Thrash leaving artifacts in password vault - visible in exported file.

sharza

Hi there

So I've been fiddling around with import of passwords into 1Password 4, as some may know by now :) I got that working (in the end), and so have been playing around. During a test export from 1Password (to 1PIF file format), I noticed that almost 3500 items was exported, which seemed odd, taking into consideration I only have around 611 entries stored in the vault.

Looking inside the 1PIF I see many items with the thrashed=true flag set.

This particular vault is the one I've been using during my attempts at importing entries into 1Password, which has involved numerous faulty imports, and following deletions of all items/folder. Most deletions done with shift+del for immediate permanent deletion, and others by mistake to thrash, which was subsequently emptied.

My guess here is, that somehow artifacts is being left behind in certain (maybe all?) deletion scenarios, not immediately visible, but still there and seen by 1Password (given the fact they are present in an export - admittedly without name and other information)

Unfortunately I've deleted the vault and created a new one, to get a clean slate - before writing this post occured to me, so I cannot provide any samples whatsoever, and havent done any further testing (yet anyway) wether this is re-producible or not.

Anyone else noticed this behaviour?

Regards,
Sharza

---

1Password Version: 4.6.1.617
Extension Version: Not Provided
OS Version: Windows XX
Sync Type: Not Provided

MikeT

Hi @Sharza,

Thanks for writing in.

1PIF is also used for updating your vaults manually, so it won't be empty in order to inform other copies of the vault to delete/empty the items. If it is empty, these deleted/emptied items would remain undeleted.

What you can do to cleanly export the ones you want is select All Items on the sidebar and then select the Selected Items when exporting via 1PIF, this means your Trashed items will not be included as well.

sharza

@MikeT: thanks for clearing that up. That just raises one important question for me:

What vectors are 1P using, for determing when changes has been replicated across all vaults? Are there any? Or are those artifacts simply gonna linger my vault forever?

MikeT

Hi @sharza,

What vectors are 1P using, for determing when changes has been replicated across all vaults? Are there any? Or are those artifacts simply gonna linger my vault forever?

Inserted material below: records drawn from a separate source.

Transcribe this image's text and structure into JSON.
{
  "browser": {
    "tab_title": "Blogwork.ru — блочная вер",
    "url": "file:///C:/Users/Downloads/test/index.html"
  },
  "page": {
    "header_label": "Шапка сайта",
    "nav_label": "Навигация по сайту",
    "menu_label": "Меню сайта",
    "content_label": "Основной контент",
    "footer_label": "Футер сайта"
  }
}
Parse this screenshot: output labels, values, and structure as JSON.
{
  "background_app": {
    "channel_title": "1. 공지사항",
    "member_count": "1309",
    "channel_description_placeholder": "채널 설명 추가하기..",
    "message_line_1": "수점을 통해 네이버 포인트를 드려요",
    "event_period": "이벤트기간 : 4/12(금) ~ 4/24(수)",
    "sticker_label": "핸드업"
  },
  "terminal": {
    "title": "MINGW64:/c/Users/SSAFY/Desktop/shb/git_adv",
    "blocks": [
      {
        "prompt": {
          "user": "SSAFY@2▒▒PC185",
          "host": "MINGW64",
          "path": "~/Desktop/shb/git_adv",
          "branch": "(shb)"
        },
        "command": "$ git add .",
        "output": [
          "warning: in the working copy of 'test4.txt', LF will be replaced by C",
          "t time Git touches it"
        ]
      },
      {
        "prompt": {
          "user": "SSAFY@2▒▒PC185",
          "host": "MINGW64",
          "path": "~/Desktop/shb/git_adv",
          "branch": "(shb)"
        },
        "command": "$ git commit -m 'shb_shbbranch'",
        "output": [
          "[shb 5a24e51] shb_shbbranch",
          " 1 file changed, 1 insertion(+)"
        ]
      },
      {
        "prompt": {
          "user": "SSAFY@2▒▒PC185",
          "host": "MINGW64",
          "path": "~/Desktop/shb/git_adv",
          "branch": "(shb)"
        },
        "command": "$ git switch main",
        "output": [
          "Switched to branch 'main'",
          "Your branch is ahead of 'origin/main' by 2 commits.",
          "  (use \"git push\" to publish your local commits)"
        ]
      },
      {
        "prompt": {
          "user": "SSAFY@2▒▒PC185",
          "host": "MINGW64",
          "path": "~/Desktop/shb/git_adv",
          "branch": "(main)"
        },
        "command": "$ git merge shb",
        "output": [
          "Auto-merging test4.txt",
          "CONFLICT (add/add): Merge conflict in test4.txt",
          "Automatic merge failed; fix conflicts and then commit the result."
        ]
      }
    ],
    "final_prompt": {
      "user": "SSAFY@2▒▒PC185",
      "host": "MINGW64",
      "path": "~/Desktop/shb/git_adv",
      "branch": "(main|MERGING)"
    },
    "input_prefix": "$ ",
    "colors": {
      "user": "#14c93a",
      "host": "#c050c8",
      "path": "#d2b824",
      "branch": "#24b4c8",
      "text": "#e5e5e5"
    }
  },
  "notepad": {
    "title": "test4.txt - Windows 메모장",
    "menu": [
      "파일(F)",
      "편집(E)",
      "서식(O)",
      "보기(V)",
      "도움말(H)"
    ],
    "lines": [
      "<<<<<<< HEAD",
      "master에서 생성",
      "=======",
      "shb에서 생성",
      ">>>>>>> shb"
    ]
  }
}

Each item has its own unique UUID, which is stored in the 1PIF format. 1Password uses that and the timestamp value to update it across vaults. That's the UUID/timestamp you see in the export file.

Or are those artifacts simply gonna linger my vault forever?

They'll remain in the vault forever as 1Password wouldn't know how you'd be importing or exporting your data over time. As you've noticed, they don't contain your deleted data, just the UUID/timestamp/trashed status of them and it shouldn't harm the performance or anything like that. We may add an option to 1Password 6 to perform a database optimization process where it'd clean up these data completely for you.

sharza

Hi @MikeT,

Thanks for clearing that up. I will be looking forward to a cleanup routine, or a simple tombstoning algorithm, as I am no particular fan of having traces of data long gone, present in the vaults, regardless of it being "real data" or simply UUID's.

MikeT

Hi @sharza,

You're welcome. A tomb-stoning algorithm is something we've already implemented for Dropbox sync, it's just not included in the import/export formats. After 30 days, 1Password would skip importing any tombstoned items of that age when syncing.